Dans un compte rendu d’assemblée générale des travailleurs, en date du 20 juillet 2020 et portant la référence 23/2020, dont nous détenons une copie, relatant les péripéties et les résultats du vote qui a eu lieu et émanant de la section syndicale de l’ERGR Babors projet (annexe) d’El Kala et ce, sur l’opportunité de l’organisation d’une grève ouverte en date du 29 juillet, il ressort que « les travailleurs ont, à l’unanimité, rejeté l’organisation d’une grève illimitée, tout en réclamant le départ sans délais, de l’actuel directeur à cause de son comportement inacceptable envers les travailleurs et particulièrement, ses insultes envers deux des leurs». Dans le compte rendu en question, il est écrit, également que « le partenaire social continue à ouvrir les portes du dialogue et de la concertation avec la tutelle, en l’occurrence, le directeur régional de Jijel (ERGR Babors) afin d’intervenir et satisfaire l’ensemble des revendications et ce, sous l’égide de l’inspecteur du travail de la wilaya.
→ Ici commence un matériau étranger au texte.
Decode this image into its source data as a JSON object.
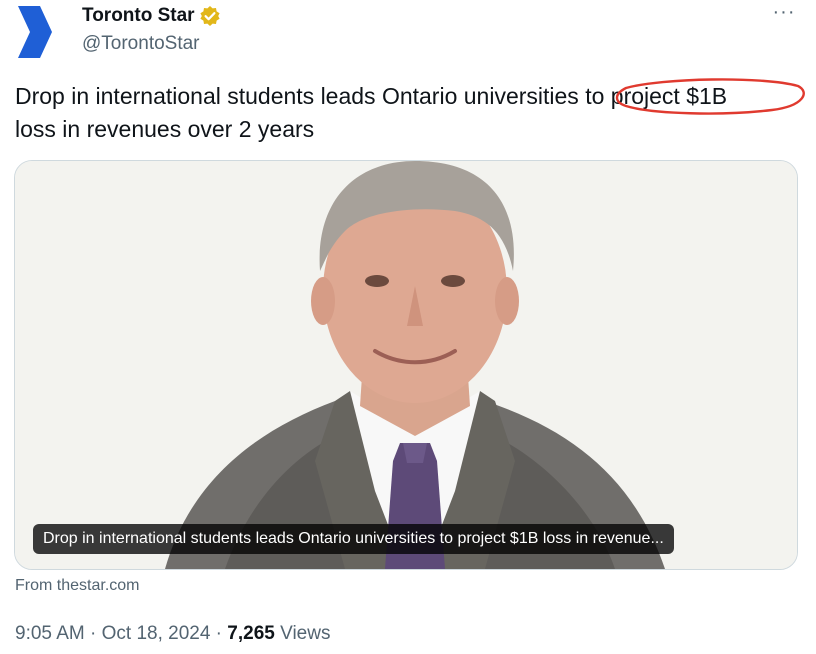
{
  "author": {
    "name": "Toronto Star",
    "handle": "@TorontoStar",
    "brand_color": "#1f5fd6",
    "verified_badge_color": "#e2b719"
  },
  "menu": {
    "more_label": "···"
  },
  "tweet": {
    "text_before": "Drop in international students leads Ontario universities ",
    "text_highlight": "to project $1B",
    "text_after": " loss in revenues over 2 years",
    "annotation_color": "#e03a2f"
  },
  "card": {
    "caption": "Drop in international students leads Ontario universities to project $1B loss in revenue...",
    "source_prefix": "From ",
    "source_domain": "thestar.com",
    "image_subject": "portrait-man-in-grey-suit"
  },
  "meta": {
    "time": "9:05 AM",
    "separator": " · ",
    "date": "Oct 18, 2024",
    "views_count": "7,265",
    "views_label": " Views"
  }
}
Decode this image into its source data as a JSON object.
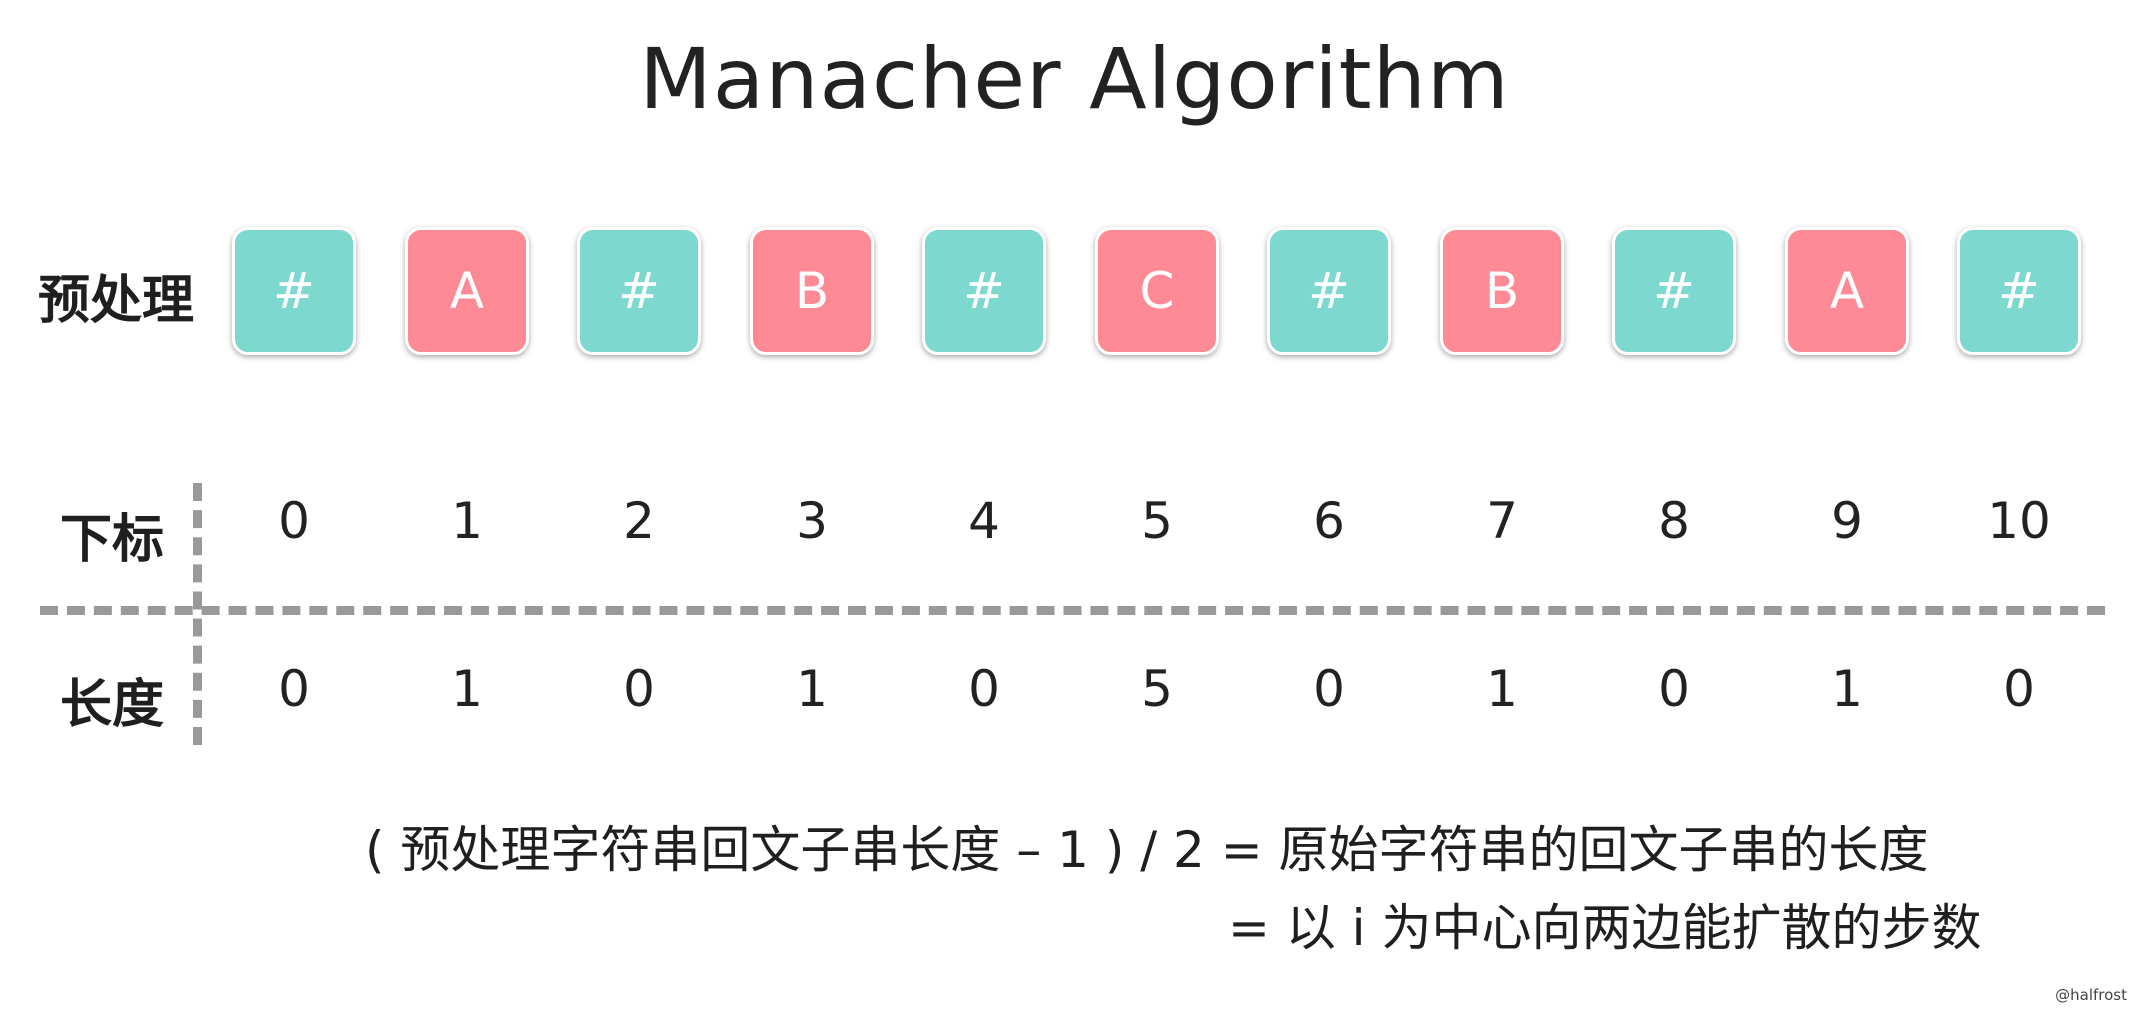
{
  "title": "Manacher Algorithm",
  "labels": {
    "preprocess": "预处理",
    "index": "下标",
    "length": "长度"
  },
  "cells": [
    {
      "char": "#",
      "kind": "sep"
    },
    {
      "char": "A",
      "kind": "chr"
    },
    {
      "char": "#",
      "kind": "sep"
    },
    {
      "char": "B",
      "kind": "chr"
    },
    {
      "char": "#",
      "kind": "sep"
    },
    {
      "char": "C",
      "kind": "chr"
    },
    {
      "char": "#",
      "kind": "sep"
    },
    {
      "char": "B",
      "kind": "chr"
    },
    {
      "char": "#",
      "kind": "sep"
    },
    {
      "char": "A",
      "kind": "chr"
    },
    {
      "char": "#",
      "kind": "sep"
    }
  ],
  "indices": [
    "0",
    "1",
    "2",
    "3",
    "4",
    "5",
    "6",
    "7",
    "8",
    "9",
    "10"
  ],
  "lengths": [
    "0",
    "1",
    "0",
    "1",
    "0",
    "5",
    "0",
    "1",
    "0",
    "1",
    "0"
  ],
  "colors": {
    "sep": "#7dd9cf",
    "chr": "#fd8a95",
    "divider": "#999999"
  },
  "formula": {
    "line1": "( 预处理字符串回文子串长度 – 1 ) / 2 = 原始字符串的回文子串的长度",
    "line2": "= 以 i 为中心向两边能扩散的步数"
  },
  "watermark": "@halfrost"
}
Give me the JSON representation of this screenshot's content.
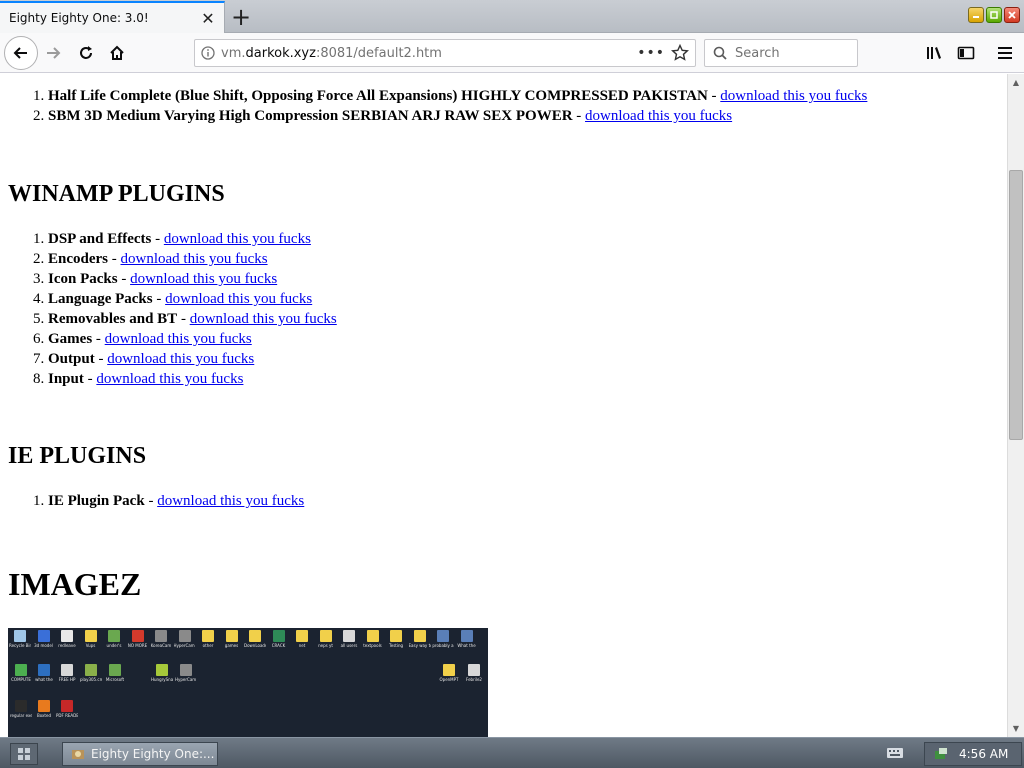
{
  "tab": {
    "title": "Eighty Eighty One: 3.0!"
  },
  "nav": {
    "url_prefix": "vm.",
    "url_host": "darkok.xyz",
    "url_rest": ":8081/default2.htm",
    "search_placeholder": "Search"
  },
  "page": {
    "top_list": [
      {
        "num": "1.",
        "title": "Half Life Complete (Blue Shift, Opposing Force All Expansions) HIGHLY COMPRESSED PAKISTAN",
        "sep": " - ",
        "link": "download this you fucks"
      },
      {
        "num": "2.",
        "title": "SBM 3D Medium Varying High Compression SERBIAN ARJ RAW SEX POWER",
        "sep": " - ",
        "link": "download this you fucks"
      }
    ],
    "winamp": {
      "heading": "WINAMP PLUGINS",
      "items": [
        {
          "title": "DSP and Effects",
          "sep": " - ",
          "link": "download this you fucks"
        },
        {
          "title": "Encoders",
          "sep": " - ",
          "link": "download this you fucks"
        },
        {
          "title": "Icon Packs",
          "sep": " - ",
          "link": "download this you fucks"
        },
        {
          "title": "Language Packs",
          "sep": " - ",
          "link": "download this you fucks"
        },
        {
          "title": "Removables and BT",
          "sep": " - ",
          "link": "download this you fucks"
        },
        {
          "title": "Games",
          "sep": " - ",
          "link": "download this you fucks"
        },
        {
          "title": "Output",
          "sep": " - ",
          "link": "download this you fucks"
        },
        {
          "title": "Input",
          "sep": " - ",
          "link": "download this you fucks"
        }
      ]
    },
    "ie": {
      "heading": "IE PLUGINS",
      "items": [
        {
          "title": "IE Plugin Pack",
          "sep": " - ",
          "link": "download this you fucks"
        }
      ]
    },
    "imagez": {
      "heading": "IMAGEZ",
      "desktop_icons": [
        {
          "label": "Recycle Bin",
          "color": "#9fc6e8"
        },
        {
          "label": "3d model",
          "color": "#3a6fd8"
        },
        {
          "label": "redleave",
          "color": "#e8e8e8"
        },
        {
          "label": "Vups",
          "color": "#f1d04a"
        },
        {
          "label": "under's",
          "color": "#6aa84f"
        },
        {
          "label": "NO MORE",
          "color": "#d33a2c"
        },
        {
          "label": "KoreaCam",
          "color": "#8a8a8a"
        },
        {
          "label": "HyperCam 1",
          "color": "#8a8a8a"
        },
        {
          "label": "other",
          "color": "#f1d04a"
        },
        {
          "label": "games",
          "color": "#f1d04a"
        },
        {
          "label": "DownLoads",
          "color": "#f1d04a"
        },
        {
          "label": "CRACK",
          "color": "#2e8b57"
        },
        {
          "label": "net",
          "color": "#f1d04a"
        },
        {
          "label": "neps yt",
          "color": "#f1d04a"
        },
        {
          "label": "all users",
          "color": "#d8d8d8"
        },
        {
          "label": "textpools",
          "color": "#f1d04a"
        },
        {
          "label": "Testing",
          "color": "#f1d04a"
        },
        {
          "label": "Easy way to",
          "color": "#f1d04a"
        },
        {
          "label": "probably a",
          "color": "#5a7fb8"
        },
        {
          "label": "What the",
          "color": "#5a7fb8"
        },
        {
          "label": "COMPUTE",
          "color": "#4caf50"
        },
        {
          "label": "what the",
          "color": "#2d6fc0"
        },
        {
          "label": "FREE HP",
          "color": "#d8d8d8"
        },
        {
          "label": "play305.cmd",
          "color": "#8ab04a"
        },
        {
          "label": "Microsoft",
          "color": "#6aa84f"
        },
        {
          "label": "HungrySnap",
          "color": "#a6c93a"
        },
        {
          "label": "HyperCam 2",
          "color": "#8a8a8a"
        },
        {
          "label": "OpenMPT",
          "color": "#f1d04a"
        },
        {
          "label": "Febrile2",
          "color": "#d8d8d8"
        },
        {
          "label": "regular exe",
          "color": "#2b2b2b"
        },
        {
          "label": "Boxted",
          "color": "#e87a1e"
        },
        {
          "label": "PDF READER",
          "color": "#c62828"
        }
      ]
    }
  },
  "taskbar": {
    "task_label": "Eighty Eighty One:...",
    "clock": "4:56 AM"
  }
}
Les revendications concernent exclusivement, quatre points à savoir ; le départ du directeur du Projet El Kala, l’établissement de contrats à durée indéterminée (CDI) pour l’ensemble des travailleurs, selon l’article 11 de la loi 90-11, de sursoir au projet de compression de 40% des travailleurs et enfin, le versement des salaires du mois de juillet, selon le délai imparti ». Dans la même veine, la section syndicale interpelle l’inspecteur du travail de wilaya pour intervenir et ce, en application des articles 6-7-8 de la loi 90-02 dans l’objectif d’arriver à une réconciliation entre les travailleurs et l’ERGR. Par ailleurs, joints par téléphone des travailleurs ont affirmé, mordicus, que leur relation avec le directeur est exécrable et qu’il les a insulté à plusieurs reprises». Sur un autre plan, nous avons appris, de sources concordantes que la tutelle aurait mis sur pied une commission d’enquête afin de connaitre « le mécanisme de fonctionnement ainsi que les défaillances dans la gestion de cette entreprise qui gère des centaines de milliards de Cts par année, dans une certaine opacité ».